Le plus important pour savoir où partir est plutôt d’avoir un contact en France, d’un de vos chefs ou collègues qui peut vous recommander auprès d’une structure. C’est l’étape la plus importante pour que tout se passe bien une fois sur place ! N’hésitez pas à demander conseil et contact aux jeunes que vous connaissez qui sont partis récemment !

Pour partir à l’étranger, est-ce qu’être « fluent » en anglais avant le départ est nécessaire ? Pas trop difficile de « s’acclimater » ?
Hahahahhaha !!! C’est une excellente question. Pour tout te dire, avant de partir, mon niveau d’anglais était plus que moyen… et c’était effectivement pour moi une source d’angoisse au début. Cependant la culture américaine est tout à fait différente dans son rapport aux étrangers et ils sont habitués à recevoir des jeunes venant du monde entier et personne ne te critique ou ne te rabaisse parce qu’au début tu as des difficultés à parler ou du fait de ton accent. Bien au contraire ! Tout le monde cherche à s’améliorer en discutant et en se corrigeant ensemble. Ainsi au bout de deux ou trois mois sur place, tu deviens vraiment à l’aise et ton cerveau fait des phrases plus facilement.
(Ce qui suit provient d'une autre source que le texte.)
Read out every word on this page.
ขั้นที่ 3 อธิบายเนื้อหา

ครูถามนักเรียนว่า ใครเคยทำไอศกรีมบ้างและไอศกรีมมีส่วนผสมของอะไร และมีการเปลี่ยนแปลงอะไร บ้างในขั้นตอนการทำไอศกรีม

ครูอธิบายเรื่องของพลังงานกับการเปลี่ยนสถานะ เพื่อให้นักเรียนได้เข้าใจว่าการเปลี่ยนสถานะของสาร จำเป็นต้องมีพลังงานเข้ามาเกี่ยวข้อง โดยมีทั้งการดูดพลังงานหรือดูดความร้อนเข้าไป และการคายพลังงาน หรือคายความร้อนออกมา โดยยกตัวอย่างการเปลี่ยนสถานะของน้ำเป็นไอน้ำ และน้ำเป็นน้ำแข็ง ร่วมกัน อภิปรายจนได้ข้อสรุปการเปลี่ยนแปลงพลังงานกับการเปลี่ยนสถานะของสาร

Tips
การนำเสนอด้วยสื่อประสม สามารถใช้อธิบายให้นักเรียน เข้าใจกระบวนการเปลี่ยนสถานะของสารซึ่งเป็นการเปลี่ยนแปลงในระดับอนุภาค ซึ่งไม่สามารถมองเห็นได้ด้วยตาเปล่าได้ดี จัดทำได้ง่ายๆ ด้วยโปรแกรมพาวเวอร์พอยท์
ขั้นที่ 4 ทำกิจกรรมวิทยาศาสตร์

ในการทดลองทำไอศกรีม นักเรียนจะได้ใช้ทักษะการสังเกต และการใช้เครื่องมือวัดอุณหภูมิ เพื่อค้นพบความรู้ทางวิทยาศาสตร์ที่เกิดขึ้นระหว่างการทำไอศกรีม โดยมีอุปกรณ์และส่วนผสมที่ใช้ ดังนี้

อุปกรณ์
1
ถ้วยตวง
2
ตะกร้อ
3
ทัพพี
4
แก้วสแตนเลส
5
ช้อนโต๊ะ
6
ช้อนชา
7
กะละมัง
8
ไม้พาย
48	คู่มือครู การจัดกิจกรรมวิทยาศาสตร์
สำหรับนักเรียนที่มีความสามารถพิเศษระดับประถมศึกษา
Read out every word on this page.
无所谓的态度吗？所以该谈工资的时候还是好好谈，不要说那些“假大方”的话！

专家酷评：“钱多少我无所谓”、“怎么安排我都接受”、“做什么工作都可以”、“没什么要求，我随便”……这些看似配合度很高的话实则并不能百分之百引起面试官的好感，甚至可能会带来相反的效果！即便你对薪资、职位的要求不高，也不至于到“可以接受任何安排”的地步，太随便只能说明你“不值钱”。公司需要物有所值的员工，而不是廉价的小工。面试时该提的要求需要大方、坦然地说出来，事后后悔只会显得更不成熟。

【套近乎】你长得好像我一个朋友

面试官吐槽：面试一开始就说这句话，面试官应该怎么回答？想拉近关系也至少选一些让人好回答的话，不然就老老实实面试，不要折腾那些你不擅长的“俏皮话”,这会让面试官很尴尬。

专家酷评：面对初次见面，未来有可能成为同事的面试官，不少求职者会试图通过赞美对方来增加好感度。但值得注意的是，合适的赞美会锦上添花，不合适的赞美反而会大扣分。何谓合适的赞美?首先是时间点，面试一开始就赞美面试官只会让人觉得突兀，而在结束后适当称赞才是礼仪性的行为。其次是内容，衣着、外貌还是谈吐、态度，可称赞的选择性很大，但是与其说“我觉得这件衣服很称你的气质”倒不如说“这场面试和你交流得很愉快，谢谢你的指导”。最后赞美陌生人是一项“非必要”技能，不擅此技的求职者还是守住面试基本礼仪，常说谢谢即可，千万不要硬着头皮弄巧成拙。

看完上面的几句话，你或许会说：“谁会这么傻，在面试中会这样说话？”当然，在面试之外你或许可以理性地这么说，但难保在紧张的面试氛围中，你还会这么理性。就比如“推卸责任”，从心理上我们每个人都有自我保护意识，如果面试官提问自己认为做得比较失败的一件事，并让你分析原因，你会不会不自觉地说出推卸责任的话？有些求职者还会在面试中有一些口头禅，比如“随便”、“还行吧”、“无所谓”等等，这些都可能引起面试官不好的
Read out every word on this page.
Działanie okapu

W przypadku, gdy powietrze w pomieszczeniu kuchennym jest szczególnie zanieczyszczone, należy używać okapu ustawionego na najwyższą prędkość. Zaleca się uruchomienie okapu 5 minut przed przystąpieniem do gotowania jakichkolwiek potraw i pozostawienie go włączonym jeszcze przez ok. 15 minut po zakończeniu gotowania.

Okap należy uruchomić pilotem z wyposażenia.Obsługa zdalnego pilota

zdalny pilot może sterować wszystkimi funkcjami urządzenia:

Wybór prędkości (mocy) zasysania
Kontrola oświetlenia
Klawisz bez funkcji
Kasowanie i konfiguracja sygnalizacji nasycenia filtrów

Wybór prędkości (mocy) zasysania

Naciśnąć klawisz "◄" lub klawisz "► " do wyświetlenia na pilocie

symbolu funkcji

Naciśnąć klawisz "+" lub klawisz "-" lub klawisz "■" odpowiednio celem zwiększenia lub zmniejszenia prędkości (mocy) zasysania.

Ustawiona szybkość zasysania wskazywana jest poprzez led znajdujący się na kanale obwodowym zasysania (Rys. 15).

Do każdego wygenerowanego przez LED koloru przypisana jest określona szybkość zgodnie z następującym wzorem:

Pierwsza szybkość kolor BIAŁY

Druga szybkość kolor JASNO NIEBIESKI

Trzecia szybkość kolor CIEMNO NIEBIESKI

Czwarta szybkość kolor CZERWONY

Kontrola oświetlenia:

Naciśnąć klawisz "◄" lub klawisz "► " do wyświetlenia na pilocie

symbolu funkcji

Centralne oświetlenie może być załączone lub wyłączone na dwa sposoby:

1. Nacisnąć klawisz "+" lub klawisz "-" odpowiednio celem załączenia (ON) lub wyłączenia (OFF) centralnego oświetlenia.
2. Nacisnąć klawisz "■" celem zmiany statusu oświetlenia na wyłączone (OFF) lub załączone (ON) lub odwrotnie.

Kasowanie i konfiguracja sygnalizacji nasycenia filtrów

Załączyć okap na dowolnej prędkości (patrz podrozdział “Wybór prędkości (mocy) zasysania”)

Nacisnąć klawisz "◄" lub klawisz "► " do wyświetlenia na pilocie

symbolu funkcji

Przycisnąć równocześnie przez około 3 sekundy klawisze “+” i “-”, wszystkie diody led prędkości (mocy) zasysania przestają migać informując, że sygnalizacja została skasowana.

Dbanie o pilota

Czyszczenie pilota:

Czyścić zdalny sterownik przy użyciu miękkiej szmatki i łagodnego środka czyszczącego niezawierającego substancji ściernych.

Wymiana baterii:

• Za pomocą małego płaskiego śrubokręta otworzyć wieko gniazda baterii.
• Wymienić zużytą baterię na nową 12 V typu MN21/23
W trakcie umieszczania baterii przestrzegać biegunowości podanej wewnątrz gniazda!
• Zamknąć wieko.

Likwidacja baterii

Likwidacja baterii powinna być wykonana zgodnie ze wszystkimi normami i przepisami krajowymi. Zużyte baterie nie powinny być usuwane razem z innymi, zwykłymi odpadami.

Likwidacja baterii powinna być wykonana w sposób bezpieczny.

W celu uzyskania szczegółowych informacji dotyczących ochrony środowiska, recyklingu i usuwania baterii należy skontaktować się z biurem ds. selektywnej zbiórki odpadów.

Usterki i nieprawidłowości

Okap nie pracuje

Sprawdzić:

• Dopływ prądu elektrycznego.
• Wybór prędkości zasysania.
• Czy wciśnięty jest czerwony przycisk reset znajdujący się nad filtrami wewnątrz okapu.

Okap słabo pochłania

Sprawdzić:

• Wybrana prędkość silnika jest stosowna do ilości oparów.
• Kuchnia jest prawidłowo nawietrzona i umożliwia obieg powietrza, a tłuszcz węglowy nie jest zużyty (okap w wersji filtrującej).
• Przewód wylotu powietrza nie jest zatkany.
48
Aussi je recommande vraiment à tous ceux qui hésiteraient à partir à cause d’un niveau très moyen en anglais, de ne surtout pas se limiter à cela !

Comment as-tu construit ton projet de recherche pour partir ? Comment s’est déroulée la prise de contact avec l’équipe qui t’accueille aux États-Unis ?
Il est très important de cadrer un minimum son projet de recherche ou de fellowship avant son départ ! Ainsi, il est fréquent d’organiser plusieurs réunions téléphoniques avec l’équipe d’accueil, quelques mois avant le départ afin d’échanger ensemble et de partir d’emblée dans la bonne direction. En effet, une fois arrivé sur place, le temps passe extrêmement vite et c’est essentiel aussi pour le moral, de savoir ce que l’on va faire et surtout avec qui.

Oui le contact avec l’équipe d’accueil a été vraiment génial ! C’est probablement l’un des vrais plus de la mobilité, à mon sens, même si avec cette pandémie à Covid, la situation a été plus compliquée que prévu… En effet, ce que j’ai trouvé particulièrement chouette c’est le fait que les équipes soient internationales, mêlant des jeunes de nos âges venant du monde entier (Chine, Japon, Brésil, Iran, Inde, Irlande, Italie, …) Ainsi, au-delà de l’échange professionnel, c’est aussi un échange humain autour de nos cultures, de nos habitudes alimentaires… J’ai l’impression que cela aide beaucoup à s’ouvrir l’esprit après des études de médecine qui parfois nous limitent dans cette dimension d’ouverture aux autres…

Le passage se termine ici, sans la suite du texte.